Me produce ternura el conocer la presencia en la JMJ de Panamá de “Siervas”, el grupo de monjas rockeras que hará bailar a miles de peregrinos durante la Jornada Mundial de la Juventud (JMJ), que se celebra estos días. Las religiosas, que se definen como “monjas del siglo XXI”, defienden el poder evangelizador de la música y confían en recuperar a los jóvenes que están abandonando la fe católica con ritmos “modernos” y una presencia muy activa en las redes sociales. “Como dice el papa Francisco, queremos llegar a todas las periferias, es decir, aquellos lugares alejados de Dios, a los que a veces no se puede llegar solo con la palabra”.

 

Pues nada, que vuelven los ochenta.
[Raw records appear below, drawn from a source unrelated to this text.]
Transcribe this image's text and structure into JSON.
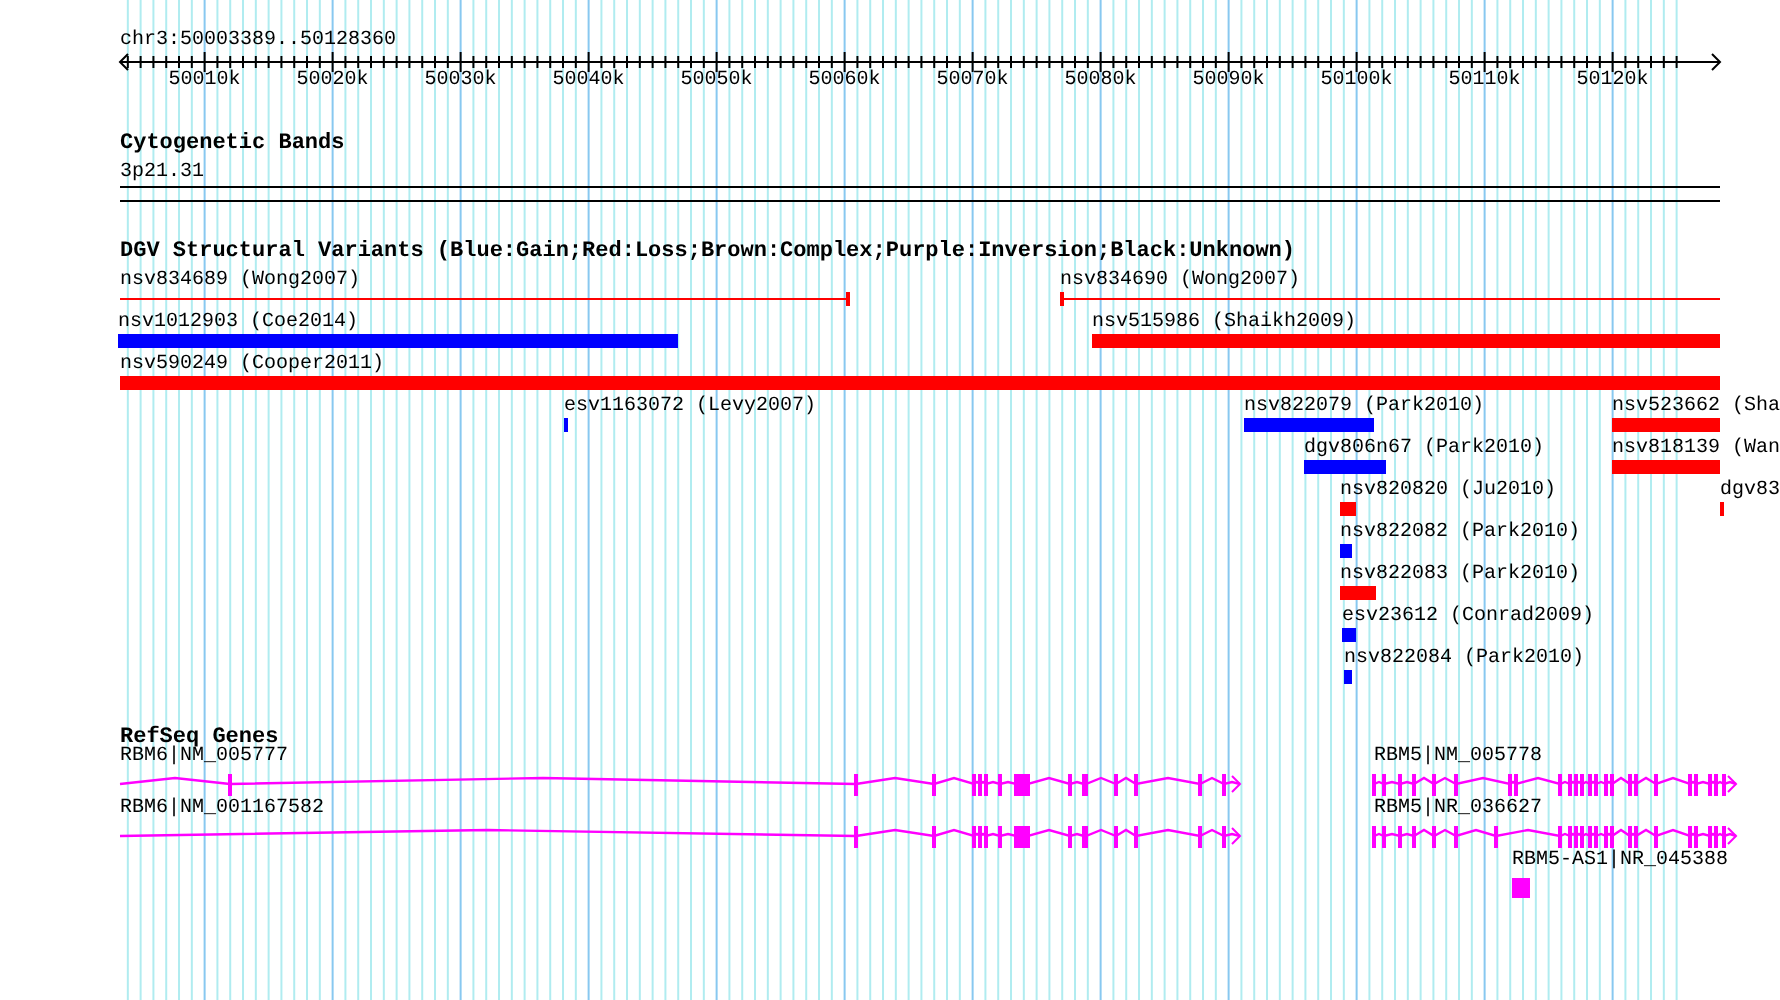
{
  "ruler": {
    "range": "chr3:50003389..50128360",
    "ticks": [
      "50010k",
      "50020k",
      "50030k",
      "50040k",
      "50050k",
      "50060k",
      "50070k",
      "50080k",
      "50090k",
      "50100k",
      "50110k",
      "50120k"
    ]
  },
  "tracks": [
    {
      "kind": "bands",
      "title": "Cytogenetic Bands",
      "features": [
        {
          "label": "3p21.31"
        }
      ]
    },
    {
      "kind": "variants",
      "title": "DGV Structural Variants (Blue:Gain;Red:Loss;Brown:Complex;Purple:Inversion;Black:Unknown)",
      "features": [
        {
          "label": "nsv834689 (Wong2007)",
          "kind": "line",
          "color": "#ff0000"
        },
        {
          "label": "nsv834690 (Wong2007)",
          "kind": "line",
          "color": "#ff0000"
        },
        {
          "label": "nsv1012903 (Coe2014)",
          "kind": "bar",
          "color": "#0000ff"
        },
        {
          "label": "nsv515986 (Shaikh2009)",
          "kind": "bar",
          "color": "#ff0000"
        },
        {
          "label": "nsv590249 (Cooper2011)",
          "kind": "bar",
          "color": "#ff0000"
        },
        {
          "label": "esv1163072 (Levy2007)",
          "kind": "bar",
          "color": "#0000ff"
        },
        {
          "label": "nsv822079 (Park2010)",
          "kind": "bar",
          "color": "#0000ff"
        },
        {
          "label": "nsv523662 (Sha",
          "kind": "bar",
          "color": "#ff0000"
        },
        {
          "label": "dgv806n67 (Park2010)",
          "kind": "bar",
          "color": "#0000ff"
        },
        {
          "label": "nsv818139 (Wan",
          "kind": "bar",
          "color": "#ff0000"
        },
        {
          "label": "nsv820820 (Ju2010)",
          "kind": "bar",
          "color": "#ff0000"
        },
        {
          "label": "dgv83",
          "kind": "bar",
          "color": "#ff0000"
        },
        {
          "label": "nsv822082 (Park2010)",
          "kind": "bar",
          "color": "#0000ff"
        },
        {
          "label": "nsv822083 (Park2010)",
          "kind": "bar",
          "color": "#ff0000"
        },
        {
          "label": "esv23612 (Conrad2009)",
          "kind": "bar",
          "color": "#0000ff"
        },
        {
          "label": "nsv822084 (Park2010)",
          "kind": "bar",
          "color": "#0000ff"
        }
      ]
    },
    {
      "kind": "genes",
      "title": "RefSeq Genes",
      "features": [
        {
          "label": "RBM6|NM_005777",
          "kind": "transcript"
        },
        {
          "label": "RBM6|NM_001167582",
          "kind": "transcript"
        },
        {
          "label": "RBM5|NM_005778",
          "kind": "transcript"
        },
        {
          "label": "RBM5|NR_036627",
          "kind": "transcript"
        },
        {
          "label": "RBM5-AS1|NR_045388",
          "kind": "exon"
        }
      ]
    }
  ]
}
Hay otras realidades eclesiales que, curiosamente para este tipo de Iglesia, han retrocedido. Parroquias, comunidades religiosas, grupos que ponen su raíz en la oración, la contemplación, la adoración eucarística, la formación. Habrá que estar atentos a los frutos de los “modernos” y los “antiguos”.

 

Monjas del siglo XXI. Otras, menos modernas, “no son de este mundo”, parece ser. Es que, a lo mejor,  no tienen que ser de este mundo. Vamos, digo yo.